まず、問題文の中に分かりにくい単語があるので整理しておく。

○MCCB(Molded Cace Circuit Breaker)
 →配線用遮断器

○SD(スライダック)
 →電圧調整器

○高圧補償リアクトル
 →試験容量を小さくするために、ケーブルと並列に設置するリアクトル

○リアクトル電流
 →リアクトルに流れる電流

○充電電流
 →ケーブルの内部導体と外部導電層の間の静電容量を充電するための電流

○金属遮蔽層接地線
 →ケーブル外部の金属遮蔽層の接地線

では問題へ。

(a)
まずは試験電圧。
電技解釈第15条より、最大使用電圧が7000[V]以下の交流電路の試験電圧は、
「最大使用電圧の1.5倍の交流電圧」
とされている。

問題では公称電圧が6,600[V]と与えられているので、最大使用電圧Vₘは電技解釈第1条で、
公称電圧1,000[V]以下:1.15倍
公称電圧1,000〜500,000[V]:1.15/1.1倍

よって、
 Vₘ = 6,600 × 1.15/1.1 = 6,900[V]

試験電圧Vtは
 Vt = 6,900 × 1.5 =10,350[V]

充電電流を求めるには、試験電圧とインダクタンスXᴄが必要で、Xcを求めるには静電容量が必要。
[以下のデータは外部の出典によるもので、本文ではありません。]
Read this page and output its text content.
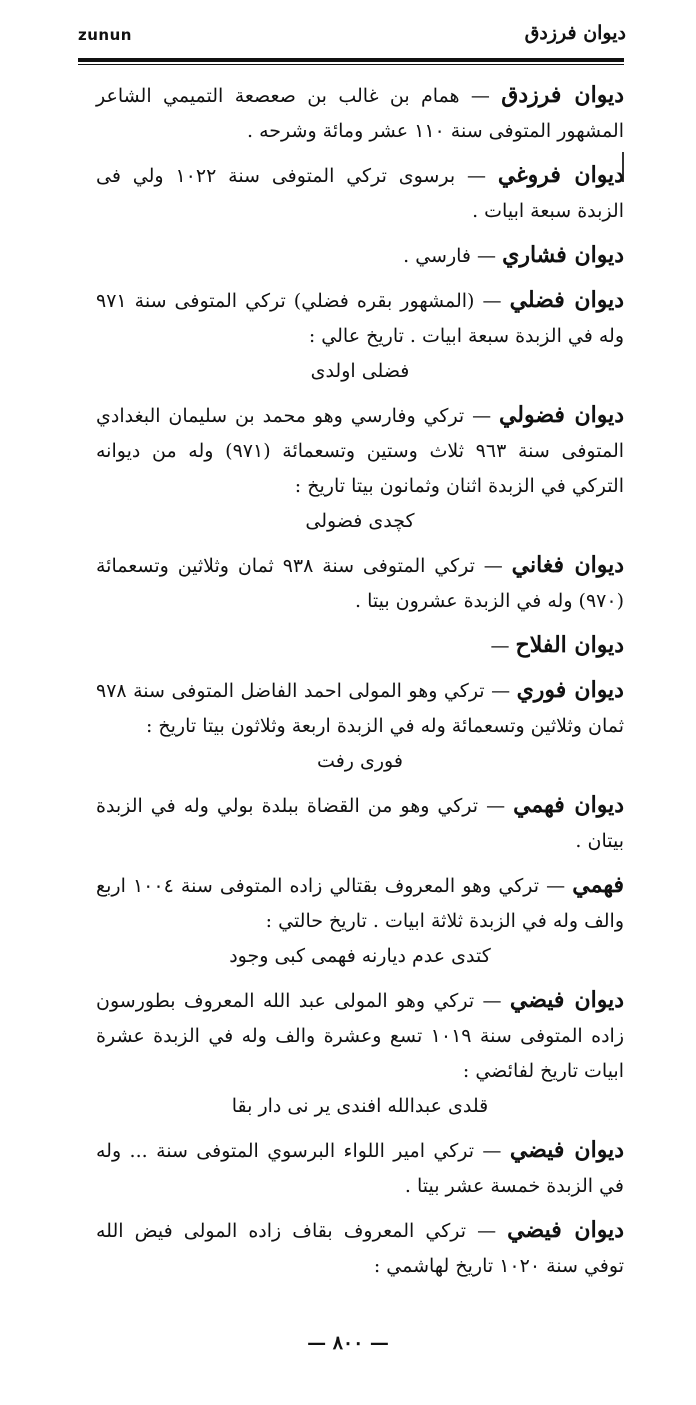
zunun	ديوان فرزدق

ديوان فرزدق — همام بن غالب بن صعصعة التميمي الشاعر المشهور المتوفى سنة ١١٠ عشر ومائة وشرحه .

ديوان فروغي — برسوى تركي المتوفى سنة ١٠٢٢ ولي فى الزبدة سبعة ابيات .

ديوان فشاري — فارسي .

ديوان فضلي — (المشهور بقره فضلي) تركي المتوفى سنة ٩٧١ وله في الزبدة سبعة ابيات . تاريخ عالي :

فضلى اولدى

ديوان فضولي — تركي وفارسي وهو محمد بن سليمان البغدادي المتوفى سنة ٩٦٣ ثلاث وستين وتسعمائة (٩٧١) وله من ديوانه التركي في الزبدة اثنان وثمانون بيتا تاريخ :

كچدى فضولى

ديوان فغاني — تركي المتوفى سنة ٩٣٨ ثمان وثلاثين وتسعمائة (٩٧٠) وله في الزبدة عشرون بيتا .

ديوان الفلاح —

ديوان فوري — تركي وهو المولى احمد الفاضل المتوفى سنة ٩٧٨ ثمان وثلاثين وتسعمائة وله في الزبدة اربعة وثلاثون بيتا تاريخ :

فورى رفت

ديوان فهمي — تركي وهو من القضاة ببلدة بولي وله في الزبدة بيتان .

فهمي — تركي وهو المعروف بقتالي زاده المتوفى سنة ١٠٠٤ اربع والف وله في الزبدة ثلاثة ابيات . تاريخ حالتي :

كتدى عدم ديارنه فهمى كبى وجود

ديوان فيضي — تركي وهو المولى عبد الله المعروف بطورسون زاده المتوفى سنة ١٠١٩ تسع وعشرة والف وله في الزبدة عشرة ابيات تاريخ لفائضي :

قلدى عبدالله افندى ير نى دار بقا

ديوان فيضي — تركي امير اللواء البرسوي المتوفى سنة ... وله في الزبدة خمسة عشر بيتا .

ديوان فيضي — تركي المعروف بقاف زاده المولى فيض الله توفي سنة ١٠٢٠ تاريخ لهاشمي :

— ٨٠٠ —
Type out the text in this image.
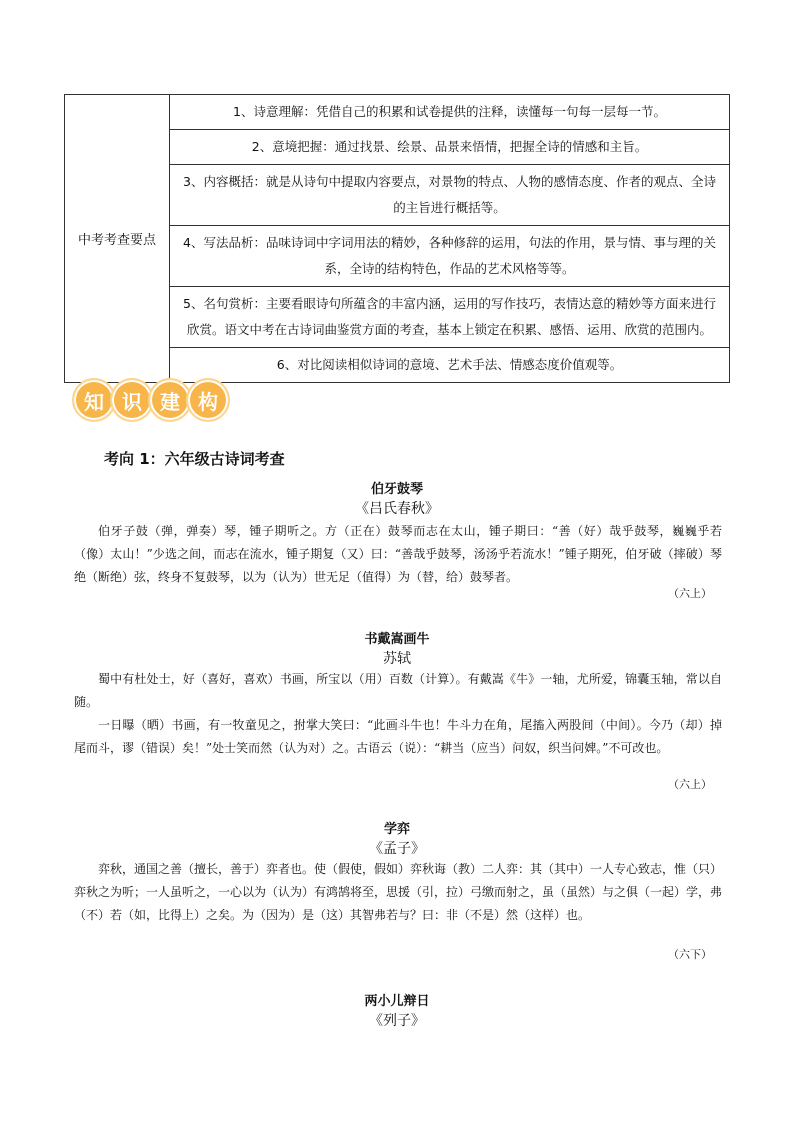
中考考查要点	1、诗意理解：凭借自己的积累和试卷提供的注释，读懂每一句每一层每一节。
2、意境把握：通过找景、绘景、品景来悟情，把握全诗的情感和主旨。
3、内容概括：就是从诗句中提取内容要点，对景物的特点、人物的感情态度、作者的观点、全诗的主旨进行概括等。
4、写法品析：品味诗词中字词用法的精妙，各种修辞的运用，句法的作用，景与情、事与理的关系，全诗的结构特色，作品的艺术风格等等。
5、名句赏析：主要看眼诗句所蕴含的丰富内涵，运用的写作技巧，表情达意的精妙等方面来进行欣赏。语文中考在古诗词曲鉴赏方面的考查，基本上锁定在积累、感悟、运用、欣赏的范围内。
6、对比阅读相似诗词的意境、艺术手法、情感态度价值观等。
知 识 建 构
考向 1：六年级古诗词考查
伯牙鼓琴
《吕氏春秋》

伯牙子鼓（弹，弹奏）琴，锺子期听之。方（正在）鼓琴而志在太山，锺子期曰：“善（好）哉乎鼓琴，巍巍乎若（像）太山！”少选之间，而志在流水，锺子期复（又）曰：“善哉乎鼓琴，汤汤乎若流水！”锺子期死，伯牙破（摔破）琴绝（断绝）弦，终身不复鼓琴，以为（认为）世无足（值得）为（替，给）鼓琴者。

（六上）
书戴嵩画牛
苏轼

蜀中有杜处士，好（喜好，喜欢）书画，所宝以（用）百数（计算）。有戴嵩《牛》一轴，尤所爱，锦囊玉轴，常以自随。

一日曝（晒）书画，有一牧童见之，拊掌大笑曰：“此画斗牛也！牛斗力在角，尾搐入两股间（中间）。今乃（却）掉尾而斗，谬（错误）矣！”处士笑而然（认为对）之。古语云（说）：“耕当（应当）问奴，织当问婢。”不可改也。

（六上）
学弈
《孟子》

弈秋，通国之善（擅长，善于）弈者也。使（假使，假如）弈秋诲（教）二人弈：其（其中）一人专心致志，惟（只）弈秋之为听；一人虽听之，一心以为（认为）有鸿鹄将至，思援（引，拉）弓缴而射之，虽（虽然）与之俱（一起）学，弗（不）若（如，比得上）之矣。为（因为）是（这）其智弗若与？曰：非（不是）然（这样）也。

（六下）
两小儿辩日
《列子》
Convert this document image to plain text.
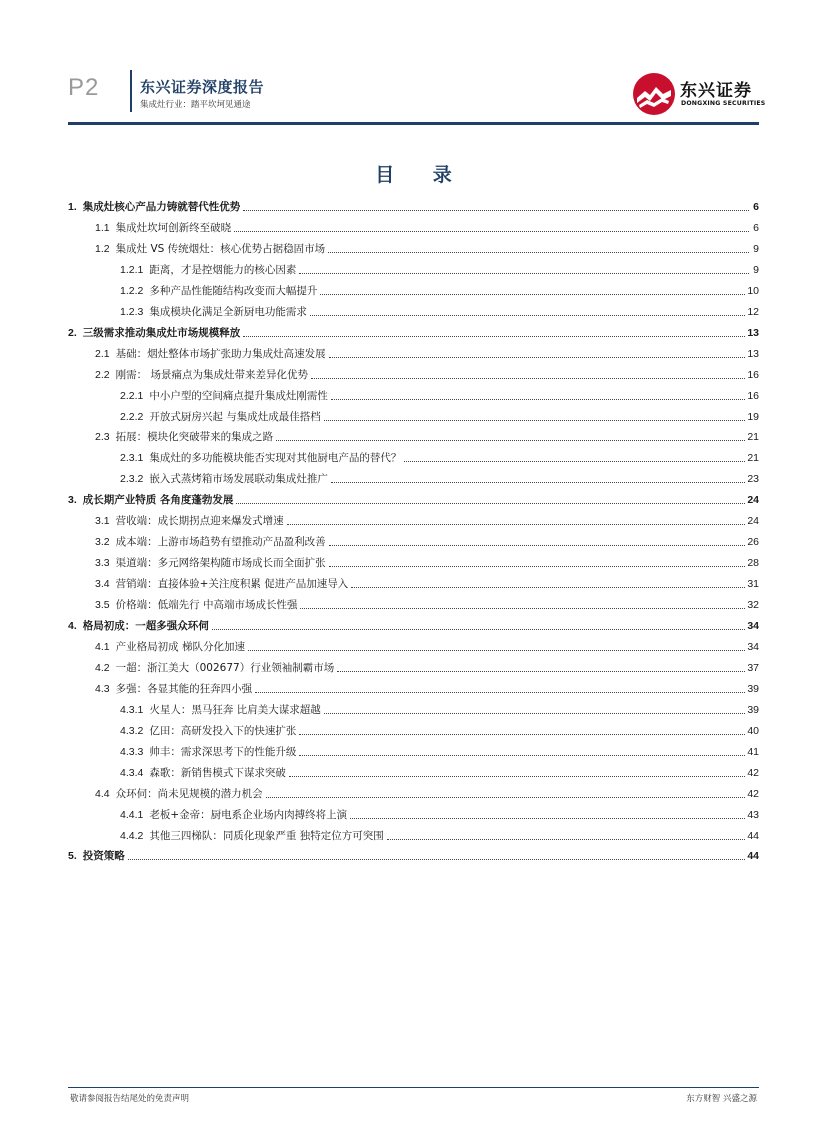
P2	东兴证券深度报告
集成灶行业：踏平坎坷见通途
东兴证券
DONGXING SECURITIES
目 录
1. 集成灶核心产品力铸就替代性优势	6
1.1 集成灶坎坷创新终至破晓	6
1.2 集成灶 VS 传统烟灶：核心优势占据稳固市场	9
1.2.1 距离，才是控烟能力的核心因素	9
1.2.2 多种产品性能随结构改变而大幅提升	10
1.2.3 集成模块化满足全新厨电功能需求	12
2. 三级需求推动集成灶市场规模释放	13
2.1 基础：烟灶整体市场扩张助力集成灶高速发展	13
2.2 刚需： 场景痛点为集成灶带来差异化优势	16
2.2.1 中小户型的空间痛点提升集成灶刚需性	16
2.2.2 开放式厨房兴起 与集成灶成最佳搭档	19
2.3 拓展：模块化突破带来的集成之路	21
2.3.1 集成灶的多功能模块能否实现对其他厨电产品的替代？	21
2.3.2 嵌入式蒸烤箱市场发展联动集成灶推广	23
3. 成长期产业特质 各角度蓬勃发展	24
3.1 营收端：成长期拐点迎来爆发式增速	24
3.2 成本端：上游市场趋势有望推动产品盈利改善	26
3.3 渠道端：多元网络架构随市场成长而全面扩张	28
3.4 营销端：直接体验+关注度积累 促进产品加速导入	31
3.5 价格端：低端先行 中高端市场成长性强	32
4. 格局初成：一超多强众环伺	34
4.1 产业格局初成 梯队分化加速	34
4.2 一超：浙江美大（002677）行业领袖制霸市场	37
4.3 多强：各显其能的狂奔四小强	39
4.3.1 火星人：黑马狂奔 比肩美大谋求超越	39
4.3.2 亿田：高研发投入下的快速扩张	40
4.3.3 帅丰：需求深思考下的性能升级	41
4.3.4 森歌：新销售模式下谋求突破	42
4.4 众环伺：尚未见规模的潜力机会	42
4.4.1 老板+金帝：厨电系企业场内肉搏终将上演	43
4.4.2 其他三四梯队：同质化现象严重 独特定位方可突围	44
5. 投资策略	44
敬请参阅报告结尾处的免责声明	东方财智 兴盛之源
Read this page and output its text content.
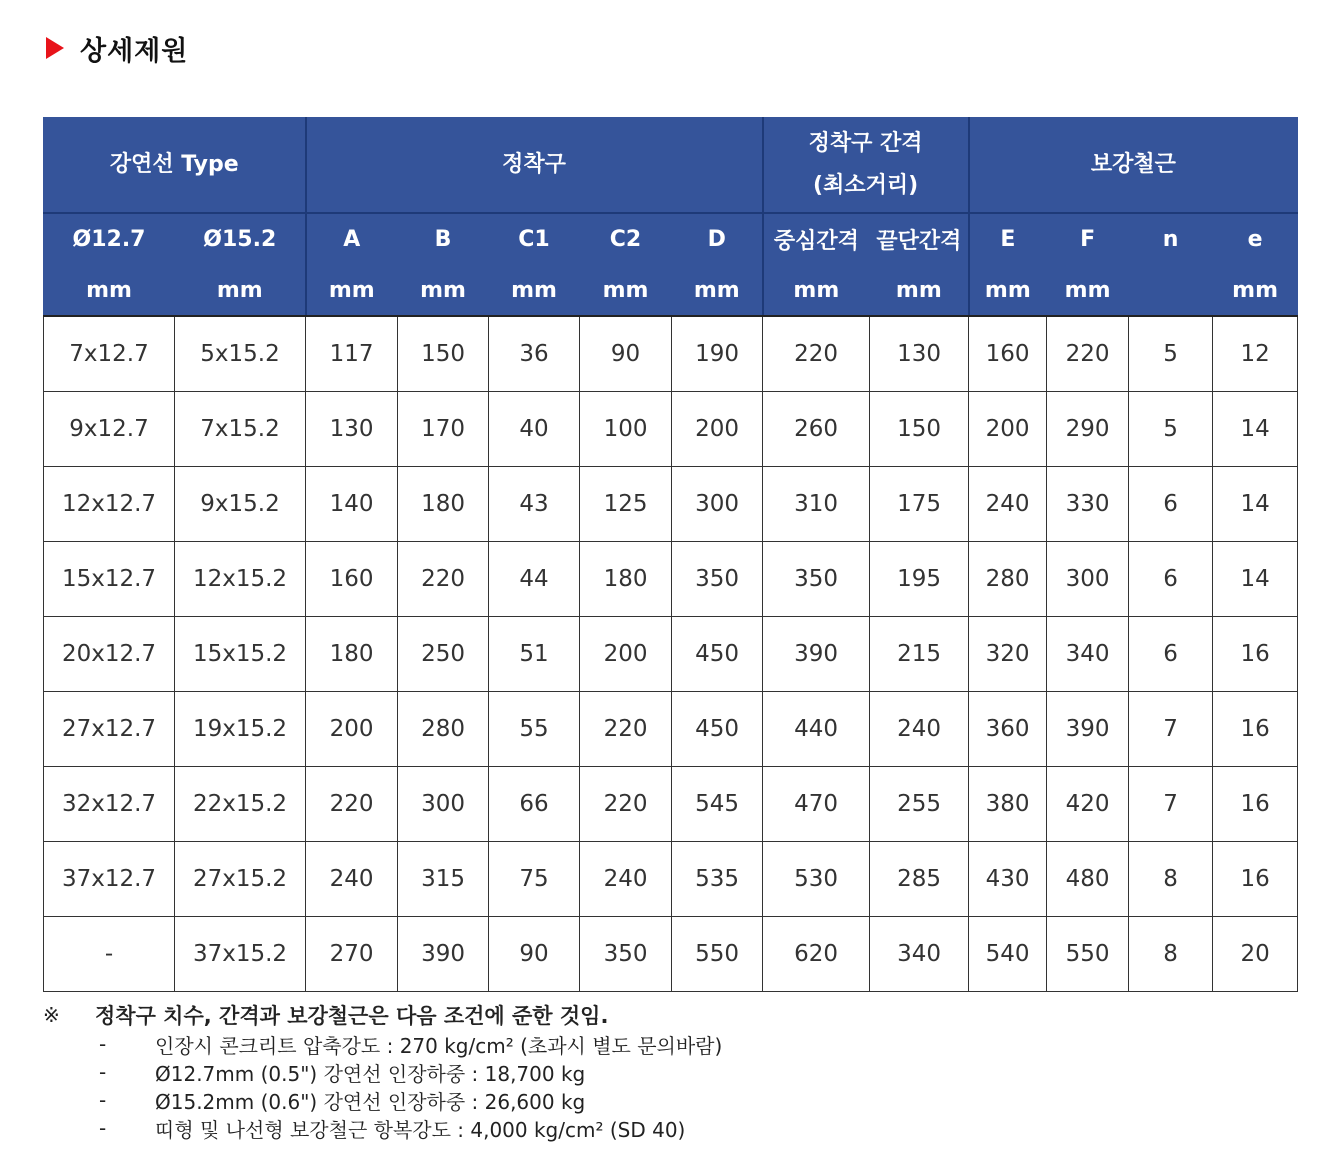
상세제원
강연선 Type		정착구					정착구 간격
(최소거리)		보강철근			
Ø12.7	Ø15.2	A	B	C1	C2	D	중심간격	끝단간격	E	F	n	e
mm	mm	mm	mm	mm	mm	mm	mm	mm	mm	mm		mm
7x12.7	5x15.2	117	150	36	90	190	220	130	160	220	5	12
9x12.7	7x15.2	130	170	40	100	200	260	150	200	290	5	14
12x12.7	9x15.2	140	180	43	125	300	310	175	240	330	6	14
15x12.7	12x15.2	160	220	44	180	350	350	195	280	300	6	14
20x12.7	15x15.2	180	250	51	200	450	390	215	320	340	6	16
27x12.7	19x15.2	200	280	55	220	450	440	240	360	390	7	16
32x12.7	22x15.2	220	300	66	220	545	470	255	380	420	7	16
37x12.7	27x15.2	240	315	75	240	535	530	285	430	480	8	16
-	37x15.2	270	390	90	350	550	620	340	540	550	8	20
※	정착구 치수, 간격과 보강철근은 다음 조건에 준한 것임.
-	인장시 콘크리트 압축강도 : 270 kg/cm² (초과시 별도 문의바람)
-	Ø12.7mm (0.5") 강연선 인장하중 : 18,700 kg
-	Ø15.2mm (0.6") 강연선 인장하중 : 26,600 kg
-	띠형 및 나선형 보강철근 항복강도 : 4,000 kg/cm² (SD 40)
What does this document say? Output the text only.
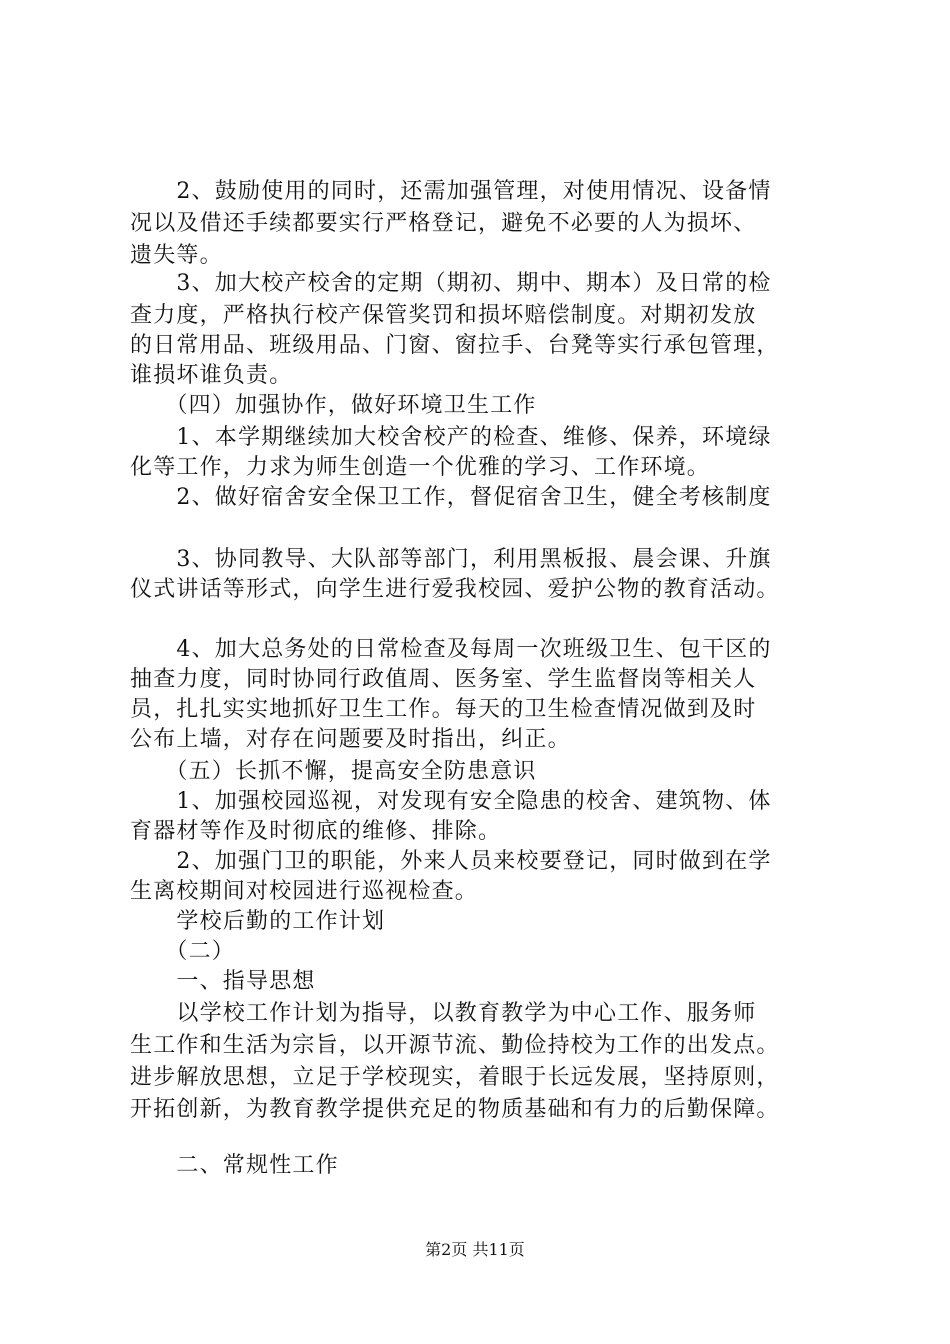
　　2、鼓励使用的同时，还需加强管理，对使用情况、设备情
况以及借还手续都要实行严格登记，避免不必要的人为损坏、
遗失等。
　　3、加大校产校舍的定期（期初、期中、期本）及日常的检
查力度，严格执行校产保管奖罚和损坏赔偿制度。对期初发放
的日常用品、班级用品、门窗、窗拉手、台凳等实行承包管理，
谁损坏谁负责。
　　（四）加强协作，做好环境卫生工作
　　1、本学期继续加大校舍校产的检查、维修、保养，环境绿
化等工作，力求为师生创造一个优雅的学习、工作环境。
　　2、做好宿舍安全保卫工作，督促宿舍卫生，健全考核制度
　　3、协同教导、大队部等部门，利用黑板报、晨会课、升旗
仪式讲话等形式，向学生进行爱我校园、爱护公物的教育活动。
　　4、加大总务处的日常检查及每周一次班级卫生、包干区的
抽查力度，同时协同行政值周、医务室、学生监督岗等相关人
员，扎扎实实地抓好卫生工作。每天的卫生检查情况做到及时
公布上墙，对存在问题要及时指出，纠正。
　　（五）长抓不懈，提高安全防患意识
　　1、加强校园巡视，对发现有安全隐患的校舍、建筑物、体
育器材等作及时彻底的维修、排除。
　　2、加强门卫的职能，外来人员来校要登记，同时做到在学
生离校期间对校园进行巡视检查。
　　学校后勤的工作计划
　　（二）
　　一、指导思想
　　以学校工作计划为指导，以教育教学为中心工作、服务师
生工作和生活为宗旨，以开源节流、勤俭持校为工作的出发点。
进步解放思想，立足于学校现实，着眼于长远发展，坚持原则，
开拓创新，为教育教学提供充足的物质基础和有力的后勤保障。
　　二、常规性工作
第2页 共11页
静電容量Cは、1線の1kmあたりの対地静電容量が与えられているので、3線ではその3倍となる。ケーブルのこう長は150mなので、

 C = 3 × 0.22 × 150/1000
  = 0.099[μF]

周波数fは50[Hz]と与えられているので、Xcは

 Xc = 1/2πfC
       = 1/(2π × 50 ×0.099 × 10⁻⁶)
       ≒ 32,169[Ω]

オームの法則より、充電電流A2は

 A2 = V/Xᴄ
      = 10,350/32,169
      ≒0.322[A] →322[mA]

よって、一番値が近い(4)が正解。

(b)
試験用変圧器の容量(電圧×電流)は、機器の損失は無視するとあるので、変圧器の一次側も二次側も同じとなる。
なので、試験用変圧器二次側に流れる電流(A4)が分かれば、単相交流発電機の容量Pを求めることができる。

 A4はA2とA3を合成したもので、A2は(a)で求めたもの。
 A4は補償リアクトルに流れる電流で、許容印加電圧をかけた場合の電流値が与えられており、電流と電圧は比例するので試験電圧を印加した際の電流値を比で求めれば良い。

 13,000[V]:300[mA]
= 10,350[V]:A4[mA]

 A4 = 300 × 10,350/13,000
       ≒ 239[mA]

合成電流A3は、A2とA4を合成したものであり、A2は容量性、A4は誘導性と位相が反対なので、打ち消し合う。よって、

 A3 = A2 - A4
       = 322 - 239
       = 83[mA]

以上より、Pは

 P = V × A3
     = 10,350[V] × 83[mA]
     = 859,0504[V•A]
     ≒ 0.859[kVA]

よって、一番近い(1)が正解。